Hitting the right spot
The first confusion point was that a lot of colleagues clicked not the images but the coloured background. It seems that the change of cursor is not neccessarily perceived as the only way to realise what is clickable and what is not. I fixed that by adding the right dimensions to the links, which also allows for hover states:
#thumbs li a{
padding:5px 0;
width:120px;
height:110px;
background:url(roundback.png);
display:block;
}
A Popup is a Popup is a Popup…
The second issue that cropped up shocked me the most. It seems that by showing the image in the page I broke the user pattern of expecting a popup window. Most colleagues actually tried to get the image out of the way to go back to the thumbs by trying to drag the image instead of clicking it to make it disappear. Others even pressed Alt+F4.
Therefore I realised the gallery really needs a force fed information page explaining the functionality before the visitors get to the images . Years of popup window galleries seem to have our visitors conditioned to a certain behaviour. I added a basic message that gets extended should the JavaScript functionality be available.
HTML:
Click the previews to see the big pictures
JS:
var closeIntroLink='Go to the pictures';
var closeImageInformation='Click the large picture to close it.';
if(info)
{
// add the dynamic class to it -> other style
info.className=dynamicInfoClass;
gallery.className=hideClass;
// add the dynamic message and the clink to close it
var addinfo=document.createElement('p');
addinfo.appendChild(document.createTextNode(closeImageInformation))
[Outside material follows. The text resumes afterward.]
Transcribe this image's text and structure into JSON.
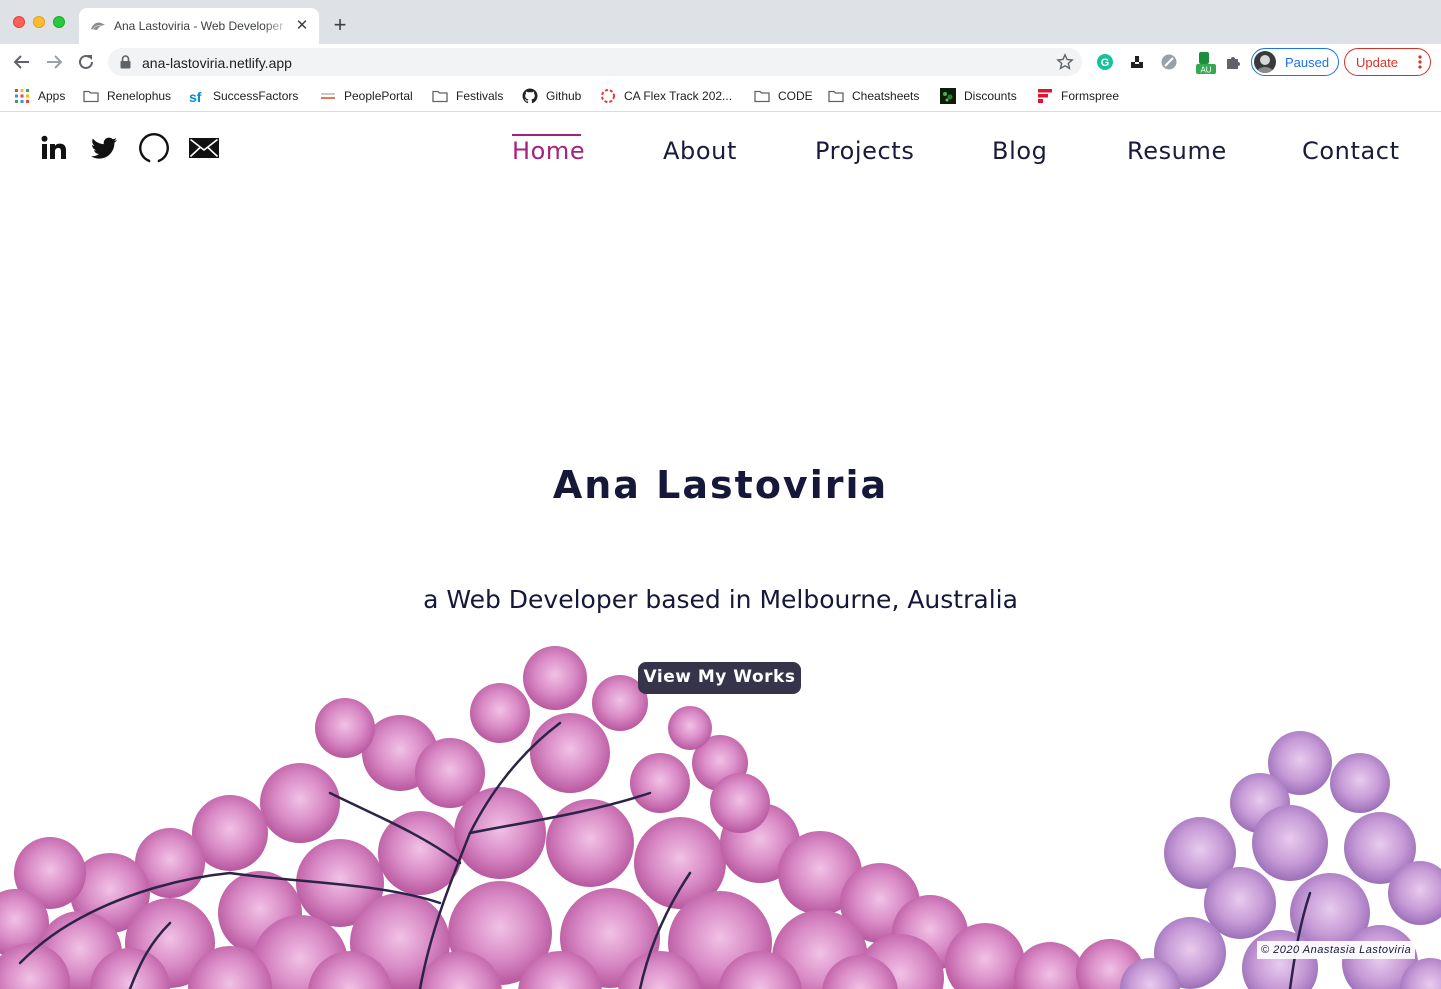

var newa=document.createElement('a');
newa.href='#';
newa.appendChild(document.createTextNode(closeIntroLink));
newa.onclick=function()
{
this.parentNode.parentNode.removeChild(this.parentNode);
gallery.className='';
gallery.getElementsByTagName('a')[0].focus();
return false;
}
info.appendChild(addinfo);
info.appendChild(newa);
}
Cache as Cache can
The next problem was MSIE related and drove me bonkers in some other scripts already: Internet Explorer does not fire the onload event on an image when the image is already cached! Furthermore, it does not change the size of the images either. This is also the reason why the gallery script keeps adding and removing the whole image container element rather than just replacing the image in it.
The normal functionality of the script was this:
- Show the loading message
- Add the new image
- If the image is loaded, hide the loading message
Now, if you click on an image and it was loaded and click it again then MSIE will fail to hide the loading message, as the onload never gets triggered. A common way to prevent image caching is to add a random number to the file name, ppk uses that for his image replacement script to check if images can be loaded. In this case this would mean though that the visitors have to load the image every time instead of having a cached copy. Nobody benefits from that. Therefore I put a failsafe in the script by adding a bespoke attribute called “loaded” to the link once the image it links to was loaded.
// if the link does not have a loaded attribute, show the loading
// message
if(!this.loaded)
{
document.getElementById(loadingMessageId).className='';
}
[...]
newpic.onload=function()
{
document.getElementById(loadingMessageId).className=hideClass;
// MSIE won't do setAttribute loaded :-(
this.parent.loaded=true;
}
Even that might fail though, therefore I made sure that when the open image gets closed, the loading message also gets hidden.
Look Mom! No Mouse!
The final problem I found is that the gallery didn’t work with keyboard access. In the article I worked around that by calling the function via the onmousemove handler of the body. This however is not needed, as all that was necessary is to add a real link around the image and shift the focus back and forth between the thumbnail link and the picture via the focus()
method. That way you can tab through the thumbnails, press enter to see the image and press enter again to go back to the thumbnails.
New and soon at your door
The updated gallery script now tackles all of these issues and once I am finished unpacking all my crates (anyone want to help carrying?) I will write a follow-up article for devarticles or simply release the script here together with a PHP fallback.